Em setembro de 2024, foram oito mortes em ações policiais na Capital, três delas no Território do Bem. As primeiras vítimas foram Breno Passos Pereira da Silva, de 23 anos, e Matheus Custódio Batista Quadra, de 26, alvejados em São Benedito. Breno, de acordo com moradores do bairro, foi assassinado em um beco, quando a polícia chegou atirando. Matheus foi alvejado cerca de 30 minutos depois, quando, ao fugir da polícia, entrou na casa de uma moradora. Os policiais, então, adentraram a residência, o algemaram e disparam contra ele.

A última morte de setembro foi de Davi, de 16 anos, conhecido na comunidade como Dan, que levou um tiro na cabeça ao sair de casa para comprar refrigerante. Moradores, que preferiram não se identificar por medo, afirmaram que não houve confronto com a corporação. Os relatos são de que, por volta das 17h, as viaturas rondavam a parte de baixo do bairro Bonfim. Depois subiram a Escadaria do Trabalhador, foram para o Bairro da Penha e São Benedito. Alguns policiais se esconderam na mata. Ao ver as viaturas, um grupo de jovens correu. Davi, que tinha saído para comprar refrigerante, acabou correndo também. Foi quando os policiais que estavam na mata dispararam vários tiros em direção aos rapazes, acertando a cabeça de Davi.
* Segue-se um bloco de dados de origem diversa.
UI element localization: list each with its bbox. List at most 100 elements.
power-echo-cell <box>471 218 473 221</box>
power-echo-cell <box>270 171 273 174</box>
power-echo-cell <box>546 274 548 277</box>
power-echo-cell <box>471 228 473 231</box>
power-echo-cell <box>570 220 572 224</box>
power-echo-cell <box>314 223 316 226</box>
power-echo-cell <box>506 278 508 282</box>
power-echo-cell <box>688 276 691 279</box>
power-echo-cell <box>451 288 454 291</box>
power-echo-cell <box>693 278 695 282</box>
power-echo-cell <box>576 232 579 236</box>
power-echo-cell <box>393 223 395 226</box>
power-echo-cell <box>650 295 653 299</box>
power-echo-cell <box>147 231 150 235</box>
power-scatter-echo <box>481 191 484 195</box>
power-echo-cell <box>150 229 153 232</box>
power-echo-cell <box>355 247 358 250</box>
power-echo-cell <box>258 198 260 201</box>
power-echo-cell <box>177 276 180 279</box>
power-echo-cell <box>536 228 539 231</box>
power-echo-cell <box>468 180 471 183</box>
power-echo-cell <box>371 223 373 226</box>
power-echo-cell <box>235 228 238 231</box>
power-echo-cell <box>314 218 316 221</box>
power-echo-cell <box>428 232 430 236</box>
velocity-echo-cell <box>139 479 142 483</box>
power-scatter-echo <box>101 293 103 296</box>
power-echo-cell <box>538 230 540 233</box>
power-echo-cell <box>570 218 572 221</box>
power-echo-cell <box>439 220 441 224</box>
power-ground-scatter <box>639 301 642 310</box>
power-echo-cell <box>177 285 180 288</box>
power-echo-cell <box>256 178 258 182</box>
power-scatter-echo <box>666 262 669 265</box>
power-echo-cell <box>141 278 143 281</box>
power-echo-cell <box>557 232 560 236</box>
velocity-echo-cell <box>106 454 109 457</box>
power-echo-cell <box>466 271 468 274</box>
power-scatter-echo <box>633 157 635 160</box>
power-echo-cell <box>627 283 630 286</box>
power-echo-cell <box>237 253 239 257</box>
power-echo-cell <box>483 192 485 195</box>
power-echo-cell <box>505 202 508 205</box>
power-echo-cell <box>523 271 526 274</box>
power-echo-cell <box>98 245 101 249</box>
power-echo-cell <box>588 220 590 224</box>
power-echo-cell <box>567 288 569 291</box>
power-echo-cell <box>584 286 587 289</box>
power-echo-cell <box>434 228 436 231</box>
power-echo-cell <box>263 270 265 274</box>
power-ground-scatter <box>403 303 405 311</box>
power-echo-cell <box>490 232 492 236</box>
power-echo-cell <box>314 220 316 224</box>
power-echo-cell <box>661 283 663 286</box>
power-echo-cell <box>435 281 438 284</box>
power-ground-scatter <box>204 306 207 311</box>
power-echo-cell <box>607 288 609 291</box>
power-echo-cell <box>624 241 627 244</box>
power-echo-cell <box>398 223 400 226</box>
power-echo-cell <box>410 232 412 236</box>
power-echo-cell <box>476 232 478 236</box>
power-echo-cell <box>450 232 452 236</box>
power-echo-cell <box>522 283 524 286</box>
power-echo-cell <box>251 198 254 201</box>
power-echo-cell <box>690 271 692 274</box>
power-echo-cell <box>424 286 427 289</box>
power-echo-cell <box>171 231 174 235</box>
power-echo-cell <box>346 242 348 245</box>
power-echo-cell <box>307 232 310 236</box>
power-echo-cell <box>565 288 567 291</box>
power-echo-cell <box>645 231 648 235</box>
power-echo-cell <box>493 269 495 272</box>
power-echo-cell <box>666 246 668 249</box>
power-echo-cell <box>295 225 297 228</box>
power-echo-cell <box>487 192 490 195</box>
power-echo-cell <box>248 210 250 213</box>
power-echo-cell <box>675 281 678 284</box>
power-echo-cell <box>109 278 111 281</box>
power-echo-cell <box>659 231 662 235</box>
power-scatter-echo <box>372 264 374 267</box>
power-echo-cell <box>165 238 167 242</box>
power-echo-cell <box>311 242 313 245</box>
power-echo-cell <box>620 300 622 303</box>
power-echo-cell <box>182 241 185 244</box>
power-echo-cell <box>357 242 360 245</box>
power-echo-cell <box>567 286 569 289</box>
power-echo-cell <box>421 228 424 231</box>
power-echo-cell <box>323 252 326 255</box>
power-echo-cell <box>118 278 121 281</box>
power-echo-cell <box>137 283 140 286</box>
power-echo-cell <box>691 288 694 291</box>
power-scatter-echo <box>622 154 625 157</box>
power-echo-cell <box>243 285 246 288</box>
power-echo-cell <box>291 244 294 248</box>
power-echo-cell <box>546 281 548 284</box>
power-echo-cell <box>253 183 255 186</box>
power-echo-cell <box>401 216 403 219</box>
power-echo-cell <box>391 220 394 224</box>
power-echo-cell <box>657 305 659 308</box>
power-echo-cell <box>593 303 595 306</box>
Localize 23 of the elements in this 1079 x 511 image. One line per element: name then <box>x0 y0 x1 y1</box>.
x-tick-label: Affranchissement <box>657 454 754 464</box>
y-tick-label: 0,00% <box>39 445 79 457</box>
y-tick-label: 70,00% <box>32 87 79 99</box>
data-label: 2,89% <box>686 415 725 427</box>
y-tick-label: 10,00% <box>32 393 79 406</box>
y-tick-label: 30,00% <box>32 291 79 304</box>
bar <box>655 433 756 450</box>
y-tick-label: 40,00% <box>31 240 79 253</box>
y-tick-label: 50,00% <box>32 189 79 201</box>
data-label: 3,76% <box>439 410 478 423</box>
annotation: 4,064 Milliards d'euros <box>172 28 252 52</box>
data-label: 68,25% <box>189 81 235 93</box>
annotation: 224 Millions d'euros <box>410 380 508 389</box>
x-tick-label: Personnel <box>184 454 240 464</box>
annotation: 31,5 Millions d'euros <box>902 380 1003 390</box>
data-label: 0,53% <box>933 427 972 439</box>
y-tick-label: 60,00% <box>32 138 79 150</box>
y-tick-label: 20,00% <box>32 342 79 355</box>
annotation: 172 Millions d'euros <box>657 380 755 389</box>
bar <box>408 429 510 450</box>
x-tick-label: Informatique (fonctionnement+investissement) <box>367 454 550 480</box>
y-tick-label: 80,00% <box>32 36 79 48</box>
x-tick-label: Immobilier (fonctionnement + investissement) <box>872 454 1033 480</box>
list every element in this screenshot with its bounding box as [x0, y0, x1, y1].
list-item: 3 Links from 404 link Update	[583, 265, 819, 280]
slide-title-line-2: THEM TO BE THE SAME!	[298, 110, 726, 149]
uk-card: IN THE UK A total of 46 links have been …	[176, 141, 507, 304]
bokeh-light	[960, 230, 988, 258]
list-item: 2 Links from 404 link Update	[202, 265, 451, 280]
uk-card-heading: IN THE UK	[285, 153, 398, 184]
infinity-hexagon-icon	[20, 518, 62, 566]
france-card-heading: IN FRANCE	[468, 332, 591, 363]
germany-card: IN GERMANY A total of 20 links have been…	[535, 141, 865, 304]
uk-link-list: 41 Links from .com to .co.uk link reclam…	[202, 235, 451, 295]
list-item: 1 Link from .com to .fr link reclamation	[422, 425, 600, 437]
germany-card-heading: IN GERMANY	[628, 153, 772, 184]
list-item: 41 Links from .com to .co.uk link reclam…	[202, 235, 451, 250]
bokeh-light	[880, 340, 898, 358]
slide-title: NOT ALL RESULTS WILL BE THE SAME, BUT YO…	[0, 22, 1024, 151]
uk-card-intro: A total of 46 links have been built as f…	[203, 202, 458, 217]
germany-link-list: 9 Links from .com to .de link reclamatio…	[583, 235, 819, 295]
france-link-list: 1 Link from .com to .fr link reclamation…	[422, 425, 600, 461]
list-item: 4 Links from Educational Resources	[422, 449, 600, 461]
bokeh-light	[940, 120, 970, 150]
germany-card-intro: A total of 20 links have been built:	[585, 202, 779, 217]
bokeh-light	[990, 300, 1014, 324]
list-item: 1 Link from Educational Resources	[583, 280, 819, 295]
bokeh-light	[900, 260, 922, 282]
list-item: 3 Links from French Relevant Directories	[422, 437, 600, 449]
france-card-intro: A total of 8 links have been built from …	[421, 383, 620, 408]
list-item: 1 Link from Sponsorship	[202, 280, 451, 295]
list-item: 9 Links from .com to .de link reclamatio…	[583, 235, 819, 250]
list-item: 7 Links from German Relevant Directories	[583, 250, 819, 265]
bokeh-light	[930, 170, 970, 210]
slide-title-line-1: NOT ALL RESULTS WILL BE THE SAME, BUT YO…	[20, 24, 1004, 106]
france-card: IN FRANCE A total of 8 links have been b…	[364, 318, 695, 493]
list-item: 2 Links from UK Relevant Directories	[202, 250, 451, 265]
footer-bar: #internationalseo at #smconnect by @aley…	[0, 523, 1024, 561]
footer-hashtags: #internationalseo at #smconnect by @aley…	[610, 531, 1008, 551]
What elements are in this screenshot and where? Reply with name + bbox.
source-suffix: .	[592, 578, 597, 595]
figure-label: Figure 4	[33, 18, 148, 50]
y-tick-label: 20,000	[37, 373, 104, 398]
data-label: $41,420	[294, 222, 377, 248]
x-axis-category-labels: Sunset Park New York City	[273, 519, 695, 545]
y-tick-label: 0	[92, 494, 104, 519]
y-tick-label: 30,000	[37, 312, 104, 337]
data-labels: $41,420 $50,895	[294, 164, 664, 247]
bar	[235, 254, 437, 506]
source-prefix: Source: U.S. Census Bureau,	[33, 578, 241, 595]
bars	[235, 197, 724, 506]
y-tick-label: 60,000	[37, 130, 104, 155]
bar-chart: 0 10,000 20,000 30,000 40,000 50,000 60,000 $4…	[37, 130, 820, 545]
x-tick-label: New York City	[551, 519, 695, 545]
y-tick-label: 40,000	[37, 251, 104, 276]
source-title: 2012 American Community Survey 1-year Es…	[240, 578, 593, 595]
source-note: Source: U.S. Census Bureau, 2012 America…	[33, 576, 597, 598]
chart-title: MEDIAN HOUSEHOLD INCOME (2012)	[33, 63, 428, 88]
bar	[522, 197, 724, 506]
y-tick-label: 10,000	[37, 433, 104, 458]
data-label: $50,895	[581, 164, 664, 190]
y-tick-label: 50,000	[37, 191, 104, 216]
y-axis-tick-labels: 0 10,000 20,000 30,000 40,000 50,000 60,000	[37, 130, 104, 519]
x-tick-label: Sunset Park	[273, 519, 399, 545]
Pessoas da comunidade, então, foram até o local, onde, afirmam, avistaram policiais com o pé na cabeça do rapaz. Elas relataram que pediram para enviar Davi para o hospital, mas os PMs ameaçaram atirar contra os moradores que estavam ali. “Quando pegaram o corpo e desceram com ele na escadaria, a cabeça batia nos degraus. Uma parte do cérebro do menino caiu. Jogaram no camburão como se fosse um lixo”, denunciaram. O ocorrido motivou manifestações nas comunidades de Consolação, Gurigica e Bairro da Penha.

Dados do Sistema Nacional de Informações de Segurança Pública (Sinesp), operado pelo Ministério da Justiça, apontou um aumento de 25% no número de mortes por intervenção policial no Espírito Santo em 2024. No ano passado, foram registrados 73 casos, 15 a mais do que em 2023, quando foram notificadas 58 mortes. Segundo o Anuário Brasileiro de Segurança Pública, a mortalidade de pessoas negras em intervenções policiais é 289% superior à taxa verificada entre pessoas brancas.